OLTRE 5 MILA VITTIME. Sono oltre 5 mila le vittime del terremoto. Times of India on line ha fornito un bilancio aggiornato di 5.057 morti. Ma il premier nepalese Sushil Koirala ha dato una previsione drammatica sul bilancio finale della tragedia: «Temiamo 10 mila morti», ha detto, oltre ad ammettere che le operazioni di soccorso «non sono state efficaci».

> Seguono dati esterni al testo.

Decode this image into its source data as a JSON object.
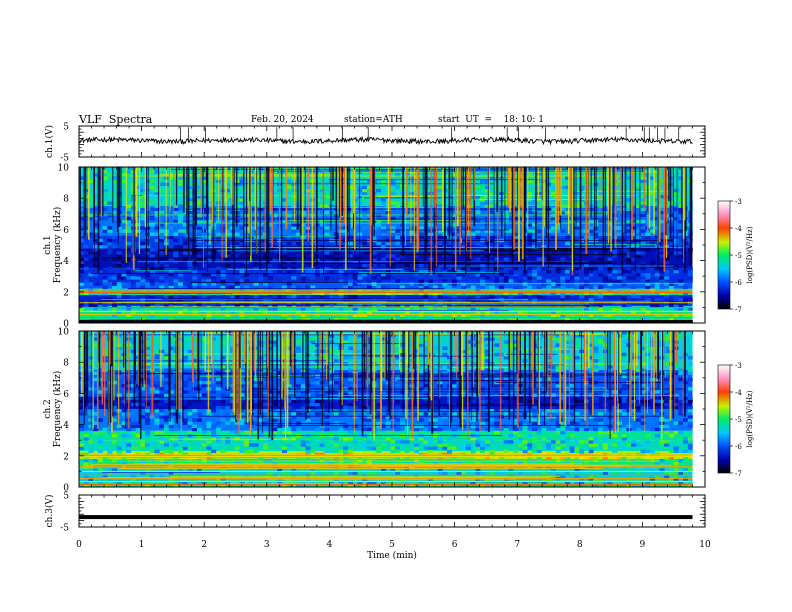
{
  "header": {
    "title": "VLF  Spectra",
    "date": "Feb. 20, 2024",
    "station": "station=ATH",
    "start_ut": "start  UT  =    18: 10: 1"
  },
  "chart_data": [
    {
      "type": "line",
      "name": "ch1-waveform",
      "ylabel": "ch.1(V)",
      "ylim": [
        -5,
        5
      ],
      "yticks": [
        -5,
        5
      ],
      "xlim": [
        0,
        10
      ],
      "baseline": 0.3,
      "spike_times": [
        1.62,
        1.75,
        2.02,
        3.16,
        3.42,
        4.21,
        4.62,
        5.95,
        6.84,
        7.02,
        7.45,
        8.74,
        9.03,
        9.11,
        9.24,
        9.36,
        9.58
      ]
    },
    {
      "type": "heatmap",
      "name": "ch1-spectrogram",
      "ylabel_top": "ch.1",
      "ylabel": "Frequency  (kHz)",
      "ylim": [
        0,
        10
      ],
      "yticks": [
        0,
        2,
        4,
        6,
        8,
        10
      ],
      "xlim": [
        0,
        10
      ],
      "colorbar": {
        "label": "log(PSD)(V²/Hz)",
        "range": [
          -7,
          -3
        ],
        "ticks": [
          -3,
          -4,
          -5,
          -6,
          -7
        ]
      },
      "bands": [
        {
          "from": 0.0,
          "to": 0.2,
          "level": -7.3
        },
        {
          "from": 0.2,
          "to": 0.8,
          "level": -5.2
        },
        {
          "from": 0.8,
          "to": 1.1,
          "level": -5.4
        },
        {
          "from": 1.1,
          "to": 1.8,
          "level": -6.4
        },
        {
          "from": 1.8,
          "to": 2.2,
          "level": -5.3
        },
        {
          "from": 2.2,
          "to": 2.6,
          "level": -6.0
        },
        {
          "from": 2.6,
          "to": 3.5,
          "level": -6.3
        },
        {
          "from": 3.5,
          "to": 4.8,
          "level": -6.6
        },
        {
          "from": 4.8,
          "to": 5.6,
          "level": -6.2
        },
        {
          "from": 5.6,
          "to": 7.5,
          "level": -5.9
        },
        {
          "from": 7.5,
          "to": 10.0,
          "level": -5.4
        }
      ]
    },
    {
      "type": "heatmap",
      "name": "ch2-spectrogram",
      "ylabel_top": "ch.2",
      "ylabel": "Frequency  (kHz)",
      "ylim": [
        0,
        10
      ],
      "yticks": [
        0,
        2,
        4,
        6,
        8,
        10
      ],
      "xlim": [
        0,
        10
      ],
      "colorbar": {
        "label": "log(PSD)(V²/Hz)",
        "range": [
          -7,
          -3
        ],
        "ticks": [
          -3,
          -4,
          -5,
          -6,
          -7
        ]
      },
      "bands": [
        {
          "from": 0.0,
          "to": 0.3,
          "level": -5.2
        },
        {
          "from": 0.3,
          "to": 1.2,
          "level": -5.5
        },
        {
          "from": 1.2,
          "to": 1.8,
          "level": -5.2
        },
        {
          "from": 1.8,
          "to": 2.3,
          "level": -4.6
        },
        {
          "from": 2.3,
          "to": 3.0,
          "level": -5.4
        },
        {
          "from": 3.0,
          "to": 3.6,
          "level": -5.3
        },
        {
          "from": 3.6,
          "to": 5.0,
          "level": -5.9
        },
        {
          "from": 5.0,
          "to": 5.8,
          "level": -6.5
        },
        {
          "from": 5.8,
          "to": 7.5,
          "level": -6.0
        },
        {
          "from": 7.5,
          "to": 10.0,
          "level": -5.5
        }
      ]
    },
    {
      "type": "line",
      "name": "ch3-waveform",
      "ylabel": "ch.3(V)",
      "ylim": [
        -5,
        5
      ],
      "yticks": [
        -5,
        5
      ],
      "xlim": [
        0,
        10
      ],
      "xlabel": "Time  (min)",
      "xticks": [
        0,
        1,
        2,
        3,
        4,
        5,
        6,
        7,
        8,
        9,
        10
      ],
      "level": -1.9
    }
  ]
}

QUATTRO ITALIANI MORTI. L'Italia piange quattro connazionali: si tratta di Oskar Piazza e Gigliola Mancinelli, morti nel villaggio di Langtang, Renzo Benedetti e Marco Pojer travolti da una valanga nella Rolwaling Valley.
La Farnesina ha comunicato che gli italiani irrintracciabili sono scesi da 39 a «una decina». «Nelle ultime ore», ha comunicato, «grazie alla ripresa parziale delle telecomunicazioni cellulari e al fatto che i soccorsi hanno potuto raggiungere alcune zone remote del Nepal, la ricerca costantemente effettuata dall'Unità di crisi del ministero degli Esteri ha dato i suoi esiti consentendo di riprendere i contatti con diversi connazionali che non si riuscivano a rintracciare. Al momento», è precisato nella nota, «scende a una decina il numero degli italiani che la Farnesina sta ancora cercando di contattare».
UN MILIONE DI SENZATETTO, SOCCORSI DIFFICILI. Sono circa un milione i senzatetto dopo il terremoto e 6,6 milioni di persone sono state colpite in varia misura dal sisma in 34 distretti.
Diverse località, nelle vallate più remote, sono ancora isolate e non sono state raggiunte dai soccorsi. Il governo stima inoltre che ci siano 400 mila edifici distrutti.
MANCANO ACQUA, ELETTRICITÀ E MEDICINE. Per i soccorsi sono a disposizione 13 elicotteri, tra cui tre inviati dall'India, che sono impegnati a trasportare i feriti negli ospedali di Kathmandu.
Nonostante l'arrivo di aiuti da paesi stranieri e da diverse organizzazioni umanitarie, la distribuzione di generi di prima necessità, medicine e tende a Kathmandu è stata finora carente e non ha raggiunto tutti i campi di accoglienza.
KATHMANDU SPOSTATA DI TRE METRI. Alcuni esperti internazionali citati dal Guardian hanno affermato che il terremoto del 25 aprile ha spostato il terreno sotto l'area di Kathmandu fino a tre metri verso sud, mentre l'Everest dovrebbe essere rimasto della stessa altezza.